Una busta anonima con minacce di morte e simboli anarchici è stata recapitata alla redazione del Tempo. La missiva riporta i nomi dell’editore Giampaolo Angelucci, del direttore Tommaso Cerno, del direttore editoriale di Libero Daniele Capezzone e di alcuni altri giornalisti. L’episodio è stato denunciato alle autorità e le indagini sono in corso. Tommaso Cerno lo inquadra così: “Ricevere una lettera di minacce di stampo anarchico contro Il Tempo e il nostro editore nel giorno in cui dopo 31 anni è stato finalmente sgomberato il Leoncavallo, centro sociale di Milano simbolo dell'illegalità perpetua a spese dei cittadini, non solo non ci fa paura ma è un segno che battersi per la libertà e la democrazia ti farà anche fare dei nemici ma sono la prova che sei sulla strada giusta”. Non è certo la prima volta che la stampa diventa bersaglio di intimidazioni. Ciò che colpisce non è tanto la singola azione – che potrà anche rivelarsi un gesto isolato – quanto il tempismo con cui è accaduto. Esattamente a ridosso dello sgombero dello storico centro sociale Leoncavallo a Milano. Certamente, può essere una coincidenza. Ma andiamo con ordine. Abbiamo contattato la storica ed esperta di terrorismo internazionale Valentine Lomellini, professoressa di storia delle relazioni internazionali all’Università di Pavia e direttore del Centre for Security Studies.

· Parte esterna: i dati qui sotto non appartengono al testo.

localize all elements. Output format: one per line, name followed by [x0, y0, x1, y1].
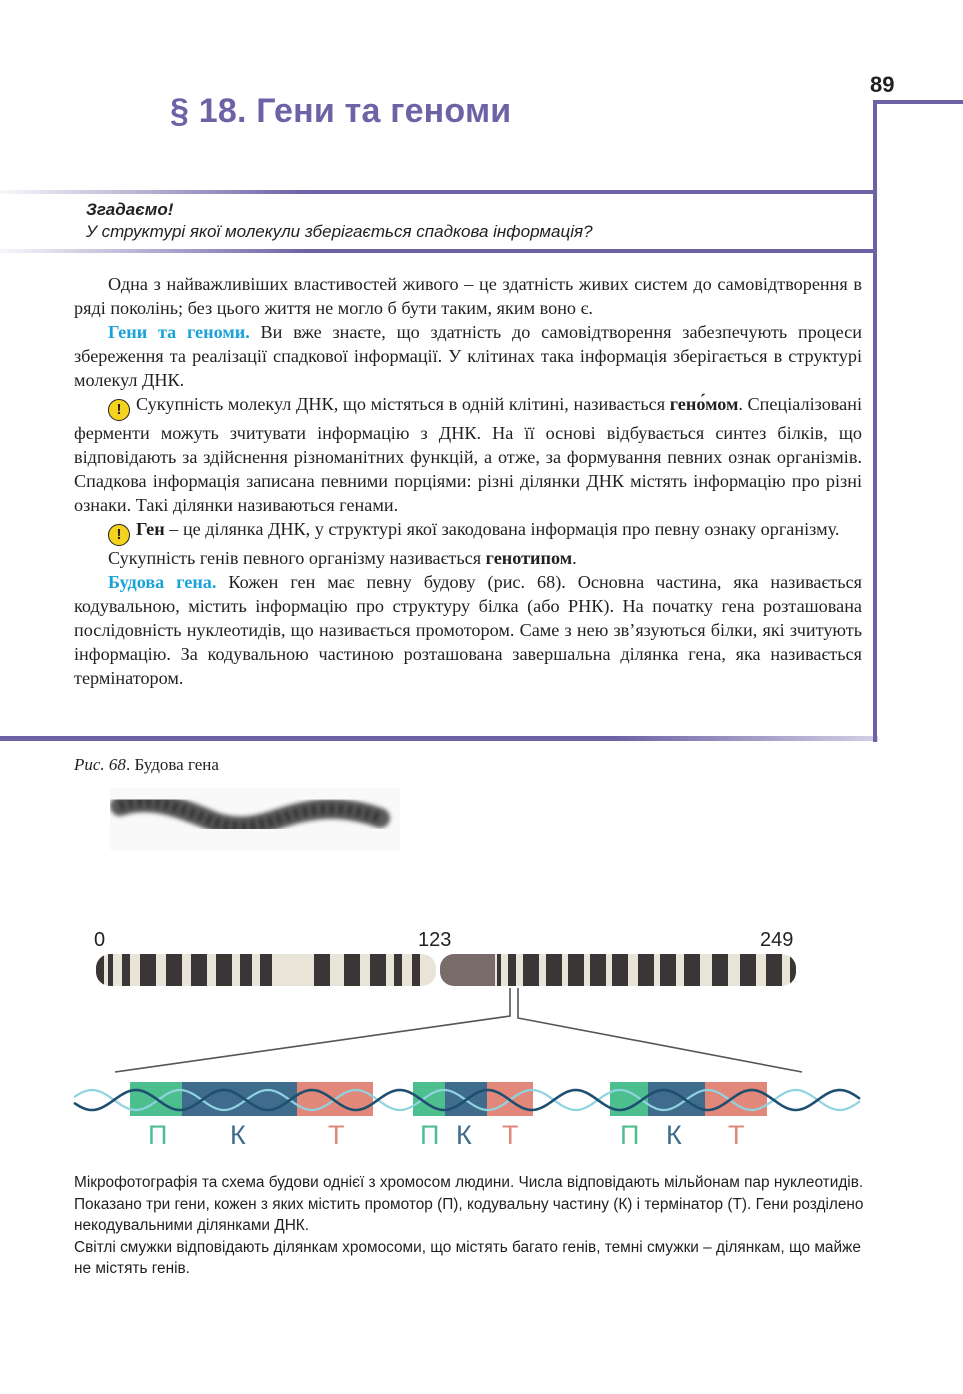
recall-bottom-bar: [0, 249, 877, 253]
scale-label-start: 0: [94, 929, 106, 951]
scale-label-end: 249: [760, 929, 794, 951]
figure-description-1: Мікрофотографія та схема будови однієї з хромосом людини. Числа відповідають мільйонам пар нуклеотидів. Показано три гени, кожен з яких містить промотор (П), кодувальну частину (К) і термінатор (Т). Гени розділено некодувальними ділянками ДНК.: [74, 1174, 864, 1234]
figure-caption: Рис. 68. Будова гена: [74, 755, 219, 774]
page-frame-top: [873, 100, 963, 104]
chromosome-diagram: [90, 952, 810, 1082]
gene3-coding-label: К: [666, 1120, 682, 1150]
figure-label: Рис. 68: [74, 755, 126, 774]
chapter-title: § 18. Гени та геноми: [170, 92, 512, 130]
chromosome-band: [612, 954, 628, 986]
gene3-terminator-label: Т: [728, 1120, 745, 1150]
chromosome-band: [412, 954, 420, 986]
chromosome-band: [790, 954, 798, 986]
paragraph-gene-definition: ! Ген – це ділянка ДНК, у структурі якої закодована інформація про певну ознаку організму.: [74, 517, 862, 546]
chromosome-band: [590, 954, 606, 986]
gene-structure-diagram: [70, 1080, 870, 1120]
figure-description: [74, 1172, 866, 1280]
paragraph-genome: ! Сукупність молекул ДНК, що містяться в одній клітині, називається гено́мом. Спеціалізовані ферменти можуть зчитувати інформацію з ДНК. На її основі відбувається синтез білків, що відповідають за здійснення різноманітних функцій, а отже, за формування певних ознак організмів. Спадкова інформація записана певними порціями: різні ділянки ДНК містять інформацію про різні ознаки. Такі ділянки називаються генами.: [74, 394, 863, 515]
chromosome-band: [523, 954, 539, 986]
section-heading-gene-structure: Будова гена.: [108, 572, 217, 592]
chromosome-band: [240, 954, 252, 986]
chromosome-band: [344, 954, 360, 986]
page-frame-vertical: [873, 100, 877, 742]
recall-heading: Згадаємо!: [86, 200, 174, 219]
chromosome-band: [497, 954, 501, 986]
term-gene: Ген: [136, 519, 165, 539]
warning-icon: !: [108, 524, 130, 546]
chromosome-band: [740, 954, 756, 986]
chromosome-band: [314, 954, 330, 986]
chromosome-band: [260, 954, 272, 986]
gene3-promoter-label: П: [620, 1120, 640, 1150]
chromosome-band: [568, 954, 584, 986]
figure-description-2: Світлі смужки відповідають ділянкам хромосоми, що містять багато генів, темні смужки – ділянкам, що майже не містять генів.: [74, 1238, 861, 1277]
chromosome-band: [638, 954, 654, 986]
chromosome-band: [140, 954, 156, 986]
body-bottom-bar: [0, 736, 878, 741]
chromosome-band: [96, 954, 104, 986]
body-text: [74, 272, 862, 690]
paragraph-genes: Гени та геноми. Ви вже знаєте, що здатність до самовідтворення забезпечують процеси збереження та реалізації спадкової інформації. У клітинах така інформація зберігається в структурі молекул ДНК.: [74, 322, 862, 390]
paragraph-intro: Одна з найважливіших властивостей живого – це здатність живих систем до самовідтворення в ряді поколінь; без цього життя не могло б бути таким, яким воно є.: [74, 274, 862, 318]
scale-label-centromere: 123: [418, 929, 452, 951]
page-number: 89: [870, 72, 895, 97]
chromosome-band: [766, 954, 782, 986]
gene2-terminator-label: Т: [502, 1120, 519, 1150]
chromosome-band: [370, 954, 386, 986]
chromosome-micrograph: [110, 788, 400, 850]
chromosome-band: [216, 954, 232, 986]
chromosome-band: [394, 954, 402, 986]
gene3-coding: [648, 1082, 705, 1116]
gene1-coding-label: К: [230, 1120, 246, 1150]
chromosome-band: [122, 954, 130, 986]
chromosome-band: [108, 954, 113, 986]
chromosome-band: [712, 954, 728, 986]
term-genotype: генотипом: [485, 548, 573, 568]
gene1-promoter-label: П: [148, 1120, 168, 1150]
paragraph-gene-structure: Будова гена. Кожен ген має певну будову (рис. 68). Основна частина, яка називається кодувальною, містить інформацію про структуру білка (або РНК). На початку гена розташована послідовність нуклеотидів, що називається промотором. Саме з нею зв’язуються білки, які зчитують інформацію. За кодувальною частиною розташована завершальна ділянка гена, яка називається термінатором.: [74, 572, 862, 688]
gene2-promoter-label: П: [420, 1120, 440, 1150]
warning-icon: !: [108, 399, 130, 421]
term-genome: гено́мом: [669, 394, 739, 414]
chromosome-band: [660, 954, 676, 986]
chromosome-band: [508, 954, 516, 986]
gene3-terminator: [705, 1082, 767, 1116]
chromosome-band: [191, 954, 207, 986]
section-heading-genes: Гени та геноми.: [108, 322, 250, 342]
chromosome-band: [546, 954, 562, 986]
chromosome-band: [166, 954, 182, 986]
recall-question: У структурі якої молекули зберігається спадкова інформація?: [86, 222, 593, 241]
recall-top-bar: [0, 190, 877, 194]
gene2-coding-label: К: [456, 1120, 472, 1150]
chromosome-band: [684, 954, 700, 986]
gene1-terminator-label: Т: [328, 1120, 345, 1150]
paragraph-genotype: Сукупність генів певного організму називається генотипом.: [108, 548, 577, 568]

Lomellini invita a guardare oltre i confini nazionali: “C’è un’allerta significativa a livello europeo per possibili sviluppi di antisemitismo e ostilità verso Israele. Dal 7 ottobre l’attenzione sulla sicurezza delle comunità ebraiche è cresciuta molto. Basti pensare che l'ultima linea di finanziamento promossa dall'Agenzia per la Ricerca dell'Unione Europea punta praticamente il 90% delle risorse nella prevenzione di problematiche di gestione antisemita, antisionista, per il riconoscimento dell'Olocausto”. Difficile stabilire con certezza quale parte della galassia pro-pal italiana sia coinvolta nel caso delle minacce indirizzate alla redazione de Il Tempo. Quantomeno interessante, però, il tempismo del fattaccio, proprio a ridosso dello sgombero del Leoncavallo a Milano, avvenuto a sorpresa anche del sindaco Sala.

Secondo la professoressa Lomellini è difficile credere che la minaccia possa giungere da quella galassia di attivisti politici, perché sarebbe un errore strategico: rafforzerebbe ulteriormente la narrazione di chi descrive certe realtà come “occupazioni illegali” da reprimere, trasformando un gesto di protesta in un boomerang politico. Quindi, infine, “se ci fosse una connessione, agire così non sarebbe particolarmente intelligente, anzi”. Se non ci sono indizi diretti, come spiega la Lomellini, cosa dimostrerebbe i collegamenti di cui parla Il Tempo? Dal Leoncavallo alle inchieste su Hamas, il quotidiano di Cerno sembra saperne persino di più rispetto a ciò che la lettera, effettivamente, dice. Secondo Lomellini, molto più probabilmente si tratta di un’azione politica che “riflette le tensioni internazionali e l’offensiva israeliana su Gaza”.
Anche lo storico ed esperto di terrorismo negli anni di piombo, Guido Panvini, Professore associato presso la Sapienza di Roma, spiega che “il problema non è tanto la forza di piccoli nuclei estremisti, quanto la polarizzazione della società. Negli anni Settanta la democrazia aveva anticorpi più solidi, oggi è più fragile. Sono venuti meno quei corpi intermedi – partiti, associazioni, spazi sociali – che filtravano il conflitto e impedivano la radicalizzazione”. Secondo Panvini, l’erosione di questi argini facilita il passaggio dal dissenso alla violenza, creando terreno fertile per gesti intimidatori, anche se isolati. “Viene spesso invocato lo spettro degli anni di piombo. Chiaramente è anche un riflesso incondizionato, spiegabile per la catena di lutti che insanguinò il Paese in quegli anni. Se non altro perché la democrazia di quel tempo ha dimostrato di avere molti più strumenti per contenere le minacce provenienti sia dalla destra che dall’estrema sinistra. Oggi invece le nostre democrazie sono molto più deboli”.